Savoir jouer de ses atouts. Avoir un palmarès par exemple. Cette caractéristique aide assurément à mettre en place des innovations. Pour le Paris Saint Germain, l’Olympique de Marseille, L’Olympique Lyonnais ou Saint-Etienne c’est plus facile. Je pense par exemple au récent battage qui a eu lieu pour célébrer les 40 ans de l’As Saint-Etienne autour de la finale du 12 mai 1976 en Coupe d’Europe.

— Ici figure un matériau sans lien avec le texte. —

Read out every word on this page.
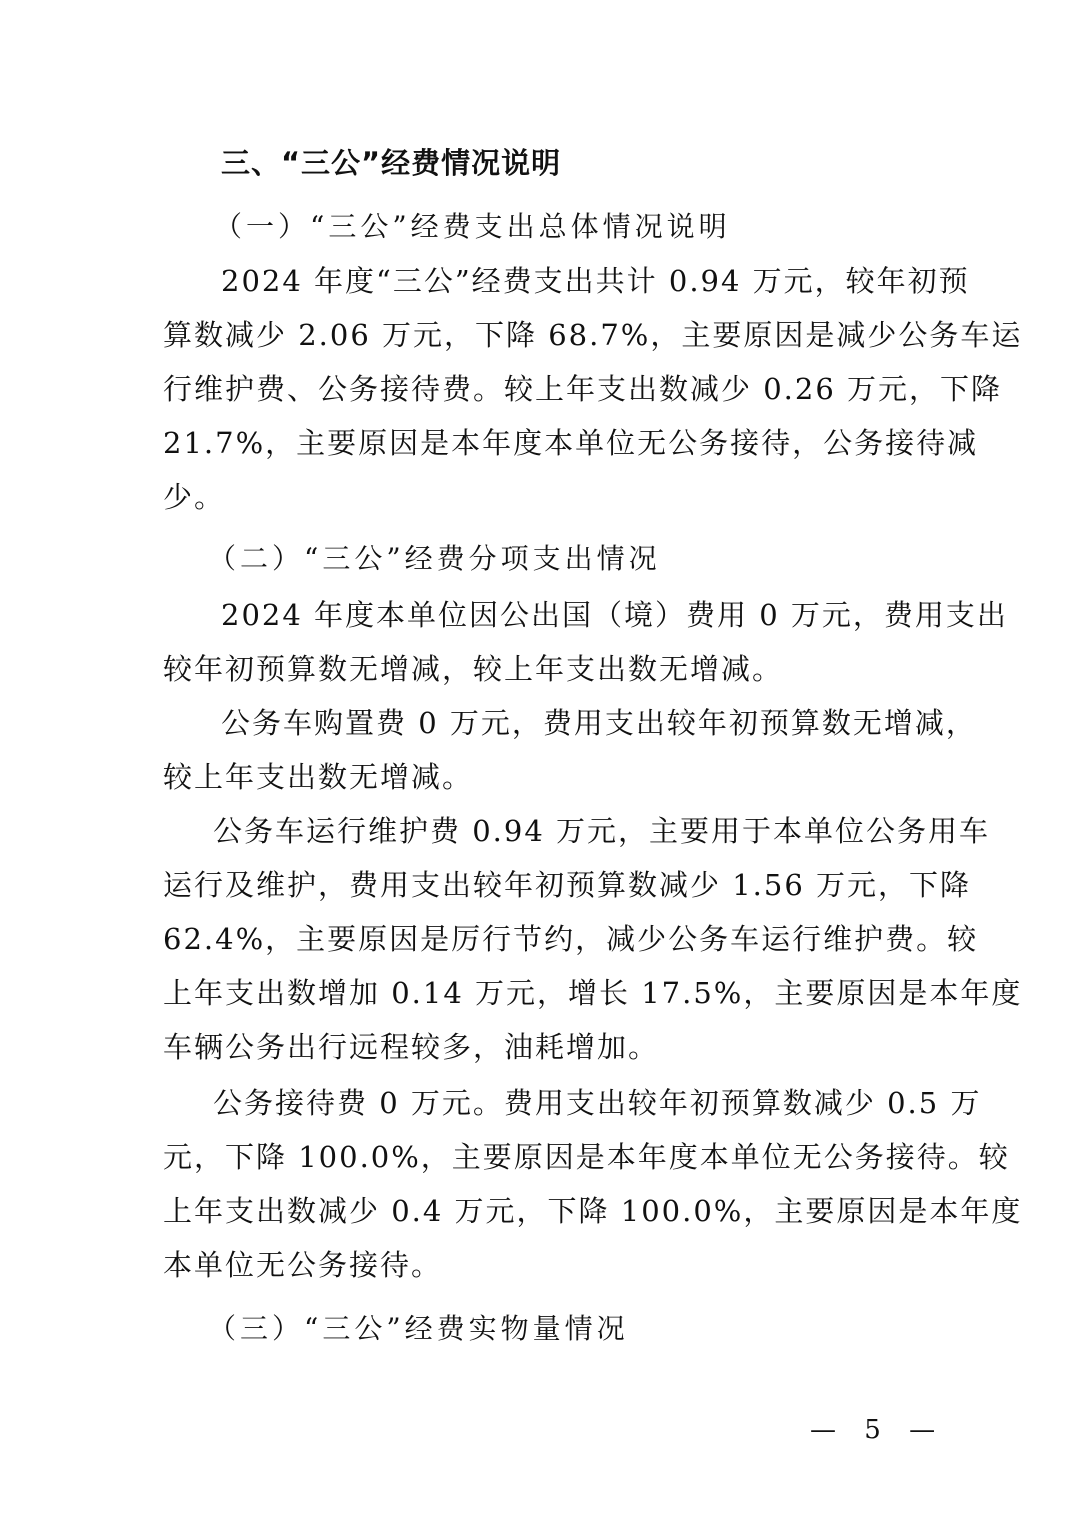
三、“三公”经费情况说明
（一）“三公”经费支出总体情况说明

2024 年度“三公”经费支出共计 0.94 万元，较年初预

算数减少 2.06 万元，下降 68.7%，主要原因是减少公务车运

行维护费、公务接待费。较上年支出数减少 0.26 万元，下降

21.7%，主要原因是本年度本单位无公务接待，公务接待减

少。

（二）“三公”经费分项支出情况

2024 年度本单位因公出国（境）费用 0 万元，费用支出

较年初预算数无增减，较上年支出数无增减。

公务车购置费 0 万元，费用支出较年初预算数无增减，

较上年支出数无增减。

公务车运行维护费 0.94 万元，主要用于本单位公务用车

运行及维护，费用支出较年初预算数减少 1.56 万元，下降

62.4%，主要原因是厉行节约，减少公务车运行维护费。较

上年支出数增加 0.14 万元，增长 17.5%，主要原因是本年度

车辆公务出行远程较多，油耗增加。

公务接待费 0 万元。费用支出较年初预算数减少 0.5 万

元，下降 100.0%，主要原因是本年度本单位无公务接待。较

上年支出数减少 0.4 万元，下降 100.0%，主要原因是本年度

本单位无公务接待。

（三）“三公”经费实物量情况
— 5 —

Là tu peux mettre en place des choses intéressantes pour les partenaires économiques du club, les sponsors, etc. Tu peux faire vivre le club à travers cet évènement et d’autres d’où la création d’un musée par exemple. Un musée au TéFéCé c’est plus compliqué, qu’est-ce que tu vas mettre dedans ? Et pour autant  justement le Toulouse Football Club c’est un club qui a trouvé un positionnement original à défaut de grandes stars, de grands joueurs donc du coup le TéFéCé s’est opportunément tourné vers le digital en devenant quelque part les agitateurs de la Ligue 1. A titre d’exemple ce sont les seuls à avoir souhaité un bon anniversaire à Zlatan et quand tu discutes avec le directeur marketing du club il te dit que Zlatan il appartient à toute la Ligue 1 et pas seulement au PSG et qu’il faut en jouer car il représente un atout du championnat. Et il a raison. 

Il y avait aussi la rumeur de Rihanna qui allait racheter le Téf ?

Oui. Très drôle. Et il y en a eu beaucoup d’autres, ils sont très très forts en digital. Bref chaque club à mon sens doit s’approprier son histoire pour créer son propre marketing. Les supporters sont un autre asset sur lequel un club peut s’appuyer. Je pense à Lens, Marseille…Le plus simple est cependant le palmarès mais pour ceux qui n’en n’ont pas il leur faut être encore plus innovant.

Du type ?

Et bien l’e-sport par exemple. Je ne serais pas surpris que d’ici peu certains clubs à l’image de West Ham ou Wolfsburg se servent de ce biais pour innover. D’autant qu’à travers le digital, cela peut animer facilement l’expérientiel client. Aujourd’hui un club peut piloter des campagnes via le digital. Comme l’avait fait par exemple l’As Saint-Etienne qui avait fait gagner avec Orange une nuit sur sa pelouse à l’un de ses fans avec des joueurs qui venaient apporter des croissants par exemple. C’était une belle initiative car tous s’y retrouvent : fans, clubs, sponsors

Quel est d’après toi le secret d’un bon marketing pour un club ?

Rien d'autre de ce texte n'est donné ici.